The script was based on an original story for the movies by Vera Caspary – a 70-page document.

The film was Bob Hope's first with MGM. He was persuaded to star in it by head of production Sol Siegel. The film marked Lana Turner's first romantic comedy in a number of years, and her only time returning to film at MGM since her long-term original contract with that studio ended in 1956.

George Marshall was originally signed to direct.

Paula Prentiss and Jim Hutton were signed off the back of their success together in Where the Boys Are.

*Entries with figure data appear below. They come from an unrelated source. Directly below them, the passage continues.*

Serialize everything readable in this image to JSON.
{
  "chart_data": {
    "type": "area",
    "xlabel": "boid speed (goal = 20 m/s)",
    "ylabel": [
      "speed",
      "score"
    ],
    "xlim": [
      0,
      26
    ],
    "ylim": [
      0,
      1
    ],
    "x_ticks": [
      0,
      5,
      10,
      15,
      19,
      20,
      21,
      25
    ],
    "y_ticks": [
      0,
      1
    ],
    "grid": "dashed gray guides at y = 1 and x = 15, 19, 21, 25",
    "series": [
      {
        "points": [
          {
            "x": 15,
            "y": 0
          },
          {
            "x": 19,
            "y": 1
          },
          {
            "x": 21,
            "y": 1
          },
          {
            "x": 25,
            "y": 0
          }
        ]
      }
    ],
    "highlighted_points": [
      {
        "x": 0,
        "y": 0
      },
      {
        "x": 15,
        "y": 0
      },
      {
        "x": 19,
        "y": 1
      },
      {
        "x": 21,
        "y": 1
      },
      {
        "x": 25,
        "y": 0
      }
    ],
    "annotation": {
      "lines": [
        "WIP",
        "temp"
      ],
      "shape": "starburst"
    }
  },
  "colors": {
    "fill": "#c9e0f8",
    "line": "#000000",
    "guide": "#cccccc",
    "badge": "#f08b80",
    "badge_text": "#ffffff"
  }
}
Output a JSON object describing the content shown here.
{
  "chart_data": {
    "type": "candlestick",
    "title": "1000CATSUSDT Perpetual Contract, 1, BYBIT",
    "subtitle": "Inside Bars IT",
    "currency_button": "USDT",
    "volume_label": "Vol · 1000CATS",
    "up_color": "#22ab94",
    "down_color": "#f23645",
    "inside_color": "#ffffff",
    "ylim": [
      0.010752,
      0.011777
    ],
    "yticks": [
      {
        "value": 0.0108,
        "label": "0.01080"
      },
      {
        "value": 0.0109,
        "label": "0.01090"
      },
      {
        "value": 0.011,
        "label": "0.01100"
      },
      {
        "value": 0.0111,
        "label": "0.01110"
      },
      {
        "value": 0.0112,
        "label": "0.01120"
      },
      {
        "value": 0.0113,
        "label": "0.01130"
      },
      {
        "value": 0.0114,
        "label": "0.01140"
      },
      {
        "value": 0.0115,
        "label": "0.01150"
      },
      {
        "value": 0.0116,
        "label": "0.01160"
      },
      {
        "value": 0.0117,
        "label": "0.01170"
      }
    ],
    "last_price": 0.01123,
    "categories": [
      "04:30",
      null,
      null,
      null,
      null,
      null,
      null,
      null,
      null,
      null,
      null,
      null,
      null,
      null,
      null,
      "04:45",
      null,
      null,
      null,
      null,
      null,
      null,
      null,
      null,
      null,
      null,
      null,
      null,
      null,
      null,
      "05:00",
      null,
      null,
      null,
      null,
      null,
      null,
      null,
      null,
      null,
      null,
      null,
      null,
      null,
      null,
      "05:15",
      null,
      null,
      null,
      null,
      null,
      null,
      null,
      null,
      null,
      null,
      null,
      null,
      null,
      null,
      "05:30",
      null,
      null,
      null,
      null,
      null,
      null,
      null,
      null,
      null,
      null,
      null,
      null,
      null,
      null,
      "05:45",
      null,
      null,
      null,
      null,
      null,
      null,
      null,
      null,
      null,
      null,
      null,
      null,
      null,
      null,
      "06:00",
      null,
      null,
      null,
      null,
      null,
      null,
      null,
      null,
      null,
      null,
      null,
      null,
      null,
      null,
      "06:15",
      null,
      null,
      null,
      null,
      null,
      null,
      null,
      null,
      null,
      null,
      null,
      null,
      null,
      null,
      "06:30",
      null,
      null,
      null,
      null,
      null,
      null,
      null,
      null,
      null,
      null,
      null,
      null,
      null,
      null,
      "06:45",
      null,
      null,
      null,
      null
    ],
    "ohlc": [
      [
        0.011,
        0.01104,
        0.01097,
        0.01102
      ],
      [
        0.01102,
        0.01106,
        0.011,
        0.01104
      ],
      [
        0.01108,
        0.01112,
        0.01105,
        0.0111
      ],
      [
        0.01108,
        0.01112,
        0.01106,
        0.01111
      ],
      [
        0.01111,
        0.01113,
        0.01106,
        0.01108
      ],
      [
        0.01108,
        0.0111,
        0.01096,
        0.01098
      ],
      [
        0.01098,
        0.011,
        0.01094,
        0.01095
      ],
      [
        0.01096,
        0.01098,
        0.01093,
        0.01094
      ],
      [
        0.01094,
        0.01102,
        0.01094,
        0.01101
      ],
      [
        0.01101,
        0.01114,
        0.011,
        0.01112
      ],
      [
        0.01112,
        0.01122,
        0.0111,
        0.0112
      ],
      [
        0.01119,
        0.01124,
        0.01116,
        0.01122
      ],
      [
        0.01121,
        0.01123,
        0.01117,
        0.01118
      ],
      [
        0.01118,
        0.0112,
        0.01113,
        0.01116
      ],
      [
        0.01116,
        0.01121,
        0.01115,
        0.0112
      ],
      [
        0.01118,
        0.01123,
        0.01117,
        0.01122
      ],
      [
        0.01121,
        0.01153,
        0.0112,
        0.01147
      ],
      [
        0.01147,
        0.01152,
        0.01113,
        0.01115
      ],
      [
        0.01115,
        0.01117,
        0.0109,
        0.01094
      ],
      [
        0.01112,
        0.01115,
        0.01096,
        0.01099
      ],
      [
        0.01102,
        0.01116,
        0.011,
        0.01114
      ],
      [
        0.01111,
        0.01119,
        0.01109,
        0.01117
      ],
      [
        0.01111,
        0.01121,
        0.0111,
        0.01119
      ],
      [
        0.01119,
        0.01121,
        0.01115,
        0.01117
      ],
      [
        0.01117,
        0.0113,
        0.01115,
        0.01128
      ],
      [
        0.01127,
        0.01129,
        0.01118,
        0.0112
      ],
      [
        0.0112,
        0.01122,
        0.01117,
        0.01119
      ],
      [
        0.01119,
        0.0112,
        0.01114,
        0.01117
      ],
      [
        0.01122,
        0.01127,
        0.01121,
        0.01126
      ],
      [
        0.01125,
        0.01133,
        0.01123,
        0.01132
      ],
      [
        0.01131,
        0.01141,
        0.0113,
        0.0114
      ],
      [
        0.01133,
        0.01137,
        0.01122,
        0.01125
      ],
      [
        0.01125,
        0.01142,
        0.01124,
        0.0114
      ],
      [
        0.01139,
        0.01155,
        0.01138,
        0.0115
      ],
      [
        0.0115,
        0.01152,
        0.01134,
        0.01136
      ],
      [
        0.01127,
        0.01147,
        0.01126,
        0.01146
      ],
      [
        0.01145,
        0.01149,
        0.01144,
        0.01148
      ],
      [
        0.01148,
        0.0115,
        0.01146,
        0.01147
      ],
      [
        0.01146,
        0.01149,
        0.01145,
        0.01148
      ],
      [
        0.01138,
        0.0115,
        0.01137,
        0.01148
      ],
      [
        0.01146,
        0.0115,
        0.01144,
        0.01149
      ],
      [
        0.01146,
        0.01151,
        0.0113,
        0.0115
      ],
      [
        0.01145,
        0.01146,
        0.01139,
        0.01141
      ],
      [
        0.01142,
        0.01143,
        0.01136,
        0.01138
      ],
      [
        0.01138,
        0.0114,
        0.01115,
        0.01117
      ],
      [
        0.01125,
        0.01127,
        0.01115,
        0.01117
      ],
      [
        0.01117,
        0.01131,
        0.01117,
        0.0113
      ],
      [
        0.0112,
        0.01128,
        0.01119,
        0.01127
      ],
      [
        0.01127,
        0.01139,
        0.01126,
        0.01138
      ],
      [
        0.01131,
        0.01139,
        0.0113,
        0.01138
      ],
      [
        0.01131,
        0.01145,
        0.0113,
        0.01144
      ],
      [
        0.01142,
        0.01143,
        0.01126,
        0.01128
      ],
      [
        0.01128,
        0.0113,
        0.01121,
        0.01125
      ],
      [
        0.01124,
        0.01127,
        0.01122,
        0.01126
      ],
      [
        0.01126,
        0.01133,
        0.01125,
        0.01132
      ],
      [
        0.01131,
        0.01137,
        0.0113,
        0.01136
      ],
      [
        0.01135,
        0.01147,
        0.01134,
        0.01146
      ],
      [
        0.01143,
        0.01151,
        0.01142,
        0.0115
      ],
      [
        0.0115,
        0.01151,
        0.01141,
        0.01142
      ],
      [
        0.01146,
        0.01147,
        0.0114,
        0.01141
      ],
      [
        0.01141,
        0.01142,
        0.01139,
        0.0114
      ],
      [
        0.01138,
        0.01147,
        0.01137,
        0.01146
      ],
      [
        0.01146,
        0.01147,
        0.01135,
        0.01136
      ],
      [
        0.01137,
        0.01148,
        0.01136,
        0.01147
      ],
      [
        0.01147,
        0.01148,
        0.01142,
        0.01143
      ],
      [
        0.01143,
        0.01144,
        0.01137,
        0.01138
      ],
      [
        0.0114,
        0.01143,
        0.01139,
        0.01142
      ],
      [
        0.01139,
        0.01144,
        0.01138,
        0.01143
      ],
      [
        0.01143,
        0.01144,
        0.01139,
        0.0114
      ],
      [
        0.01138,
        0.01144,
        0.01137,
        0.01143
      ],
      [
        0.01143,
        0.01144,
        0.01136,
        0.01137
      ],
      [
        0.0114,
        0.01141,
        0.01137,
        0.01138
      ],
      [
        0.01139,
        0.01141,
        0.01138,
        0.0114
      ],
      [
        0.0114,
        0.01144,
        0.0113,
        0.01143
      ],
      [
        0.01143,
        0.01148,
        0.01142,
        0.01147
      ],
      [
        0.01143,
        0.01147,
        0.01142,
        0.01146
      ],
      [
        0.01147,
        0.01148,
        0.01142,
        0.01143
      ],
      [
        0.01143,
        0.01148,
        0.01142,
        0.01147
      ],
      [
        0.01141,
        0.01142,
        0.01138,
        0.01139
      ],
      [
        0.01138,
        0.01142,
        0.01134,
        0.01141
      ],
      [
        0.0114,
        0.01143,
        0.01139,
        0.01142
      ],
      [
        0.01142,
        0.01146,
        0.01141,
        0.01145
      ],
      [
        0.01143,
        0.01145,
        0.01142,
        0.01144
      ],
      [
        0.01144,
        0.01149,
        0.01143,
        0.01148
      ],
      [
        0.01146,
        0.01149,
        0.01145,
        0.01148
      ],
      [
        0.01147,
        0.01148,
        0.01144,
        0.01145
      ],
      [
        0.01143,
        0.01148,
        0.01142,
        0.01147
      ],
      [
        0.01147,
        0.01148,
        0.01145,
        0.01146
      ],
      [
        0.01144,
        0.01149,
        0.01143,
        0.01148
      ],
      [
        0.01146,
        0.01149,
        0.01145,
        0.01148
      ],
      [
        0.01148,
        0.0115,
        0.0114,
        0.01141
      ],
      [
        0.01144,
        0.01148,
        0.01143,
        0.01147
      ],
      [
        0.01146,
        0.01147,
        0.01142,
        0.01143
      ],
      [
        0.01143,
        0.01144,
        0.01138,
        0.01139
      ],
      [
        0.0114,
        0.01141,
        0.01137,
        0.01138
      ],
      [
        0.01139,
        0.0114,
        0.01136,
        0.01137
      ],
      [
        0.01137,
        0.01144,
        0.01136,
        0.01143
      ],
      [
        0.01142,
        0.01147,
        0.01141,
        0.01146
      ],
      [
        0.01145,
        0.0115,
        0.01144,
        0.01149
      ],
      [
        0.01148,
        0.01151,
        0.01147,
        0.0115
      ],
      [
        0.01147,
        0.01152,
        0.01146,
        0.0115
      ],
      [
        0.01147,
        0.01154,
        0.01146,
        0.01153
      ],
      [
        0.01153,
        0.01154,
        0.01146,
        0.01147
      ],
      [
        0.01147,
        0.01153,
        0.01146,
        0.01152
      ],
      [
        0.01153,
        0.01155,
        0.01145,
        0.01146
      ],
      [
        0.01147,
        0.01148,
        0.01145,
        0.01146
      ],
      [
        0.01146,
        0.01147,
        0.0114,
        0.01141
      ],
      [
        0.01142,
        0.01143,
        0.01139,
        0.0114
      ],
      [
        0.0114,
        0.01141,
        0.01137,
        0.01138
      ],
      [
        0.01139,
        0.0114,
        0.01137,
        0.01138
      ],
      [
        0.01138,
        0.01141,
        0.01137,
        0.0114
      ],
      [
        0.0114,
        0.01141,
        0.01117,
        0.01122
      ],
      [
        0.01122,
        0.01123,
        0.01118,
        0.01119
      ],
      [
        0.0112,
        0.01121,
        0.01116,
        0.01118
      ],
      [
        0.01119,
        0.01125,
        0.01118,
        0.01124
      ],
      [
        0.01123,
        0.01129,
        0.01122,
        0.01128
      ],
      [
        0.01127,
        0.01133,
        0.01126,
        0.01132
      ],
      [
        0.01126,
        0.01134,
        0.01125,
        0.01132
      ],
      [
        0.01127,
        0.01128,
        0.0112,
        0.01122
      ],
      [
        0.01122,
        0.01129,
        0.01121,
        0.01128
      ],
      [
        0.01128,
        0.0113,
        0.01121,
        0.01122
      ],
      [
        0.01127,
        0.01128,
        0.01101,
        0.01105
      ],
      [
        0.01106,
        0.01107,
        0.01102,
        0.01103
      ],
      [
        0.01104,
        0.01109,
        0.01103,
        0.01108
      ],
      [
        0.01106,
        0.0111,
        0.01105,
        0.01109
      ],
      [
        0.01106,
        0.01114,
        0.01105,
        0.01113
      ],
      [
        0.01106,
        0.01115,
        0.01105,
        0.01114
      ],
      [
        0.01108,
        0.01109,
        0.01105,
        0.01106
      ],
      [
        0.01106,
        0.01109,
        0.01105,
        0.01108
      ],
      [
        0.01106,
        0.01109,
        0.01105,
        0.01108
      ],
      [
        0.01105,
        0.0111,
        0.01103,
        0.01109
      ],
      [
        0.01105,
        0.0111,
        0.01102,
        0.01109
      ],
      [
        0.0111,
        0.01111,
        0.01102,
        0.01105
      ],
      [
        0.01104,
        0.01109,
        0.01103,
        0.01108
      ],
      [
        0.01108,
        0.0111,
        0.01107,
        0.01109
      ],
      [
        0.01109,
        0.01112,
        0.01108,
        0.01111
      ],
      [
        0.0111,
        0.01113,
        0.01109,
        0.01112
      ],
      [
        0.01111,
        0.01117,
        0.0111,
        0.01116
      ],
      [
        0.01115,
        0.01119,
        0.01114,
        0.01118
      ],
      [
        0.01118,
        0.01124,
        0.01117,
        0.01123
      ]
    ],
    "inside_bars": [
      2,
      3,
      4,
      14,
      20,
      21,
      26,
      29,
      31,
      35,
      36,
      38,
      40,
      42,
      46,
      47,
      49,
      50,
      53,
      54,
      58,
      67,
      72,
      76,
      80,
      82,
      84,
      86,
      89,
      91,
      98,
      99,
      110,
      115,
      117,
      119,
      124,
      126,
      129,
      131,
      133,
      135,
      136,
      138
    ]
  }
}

MGM put them in three films: this, The Horizontal Lieutenant and The Honeymoon Machine and pushed them as a new William Powell and Myrna Loy.

Filming took place in May 1961.

==Reception==
MGM was impressed by the film and signed Jack Arnold to direct for them for five years. Before the film was released they requested Hal Kanter to start writing a sequel, An Armful of Girls, with Hope as a married man chased over Europe by titled ladies. It was never made.

===Critical===
The Los Angeles Times called the film "frequently diverting". The New York Times said the movie "has enough sharp gags to make [Hope's] recent TV spectaculars unspectacular even though the romantic antics on which it is all pegged are somewhat less than inspired. This pleasantly varicolored 'Paradise' may not be heavenly but its mild fun and frolics should keep a viewer reasonably happy." Filmink called it "a film with some lively lines and satire of suburban America, plus that glossy early ‘60s MGM look... Prentiss is great, Turner isn’t."

===Box office===
According to MGM records, the film earned $2.5 million in the US and Canada and $1 million elsewhere but ultimately lost $344,000.

===Awards===
The title song for the film was nominated for an Oscar. It was performed by Ann-Margret at the Oscar's ceremony, and reception to this greatly boosted her career.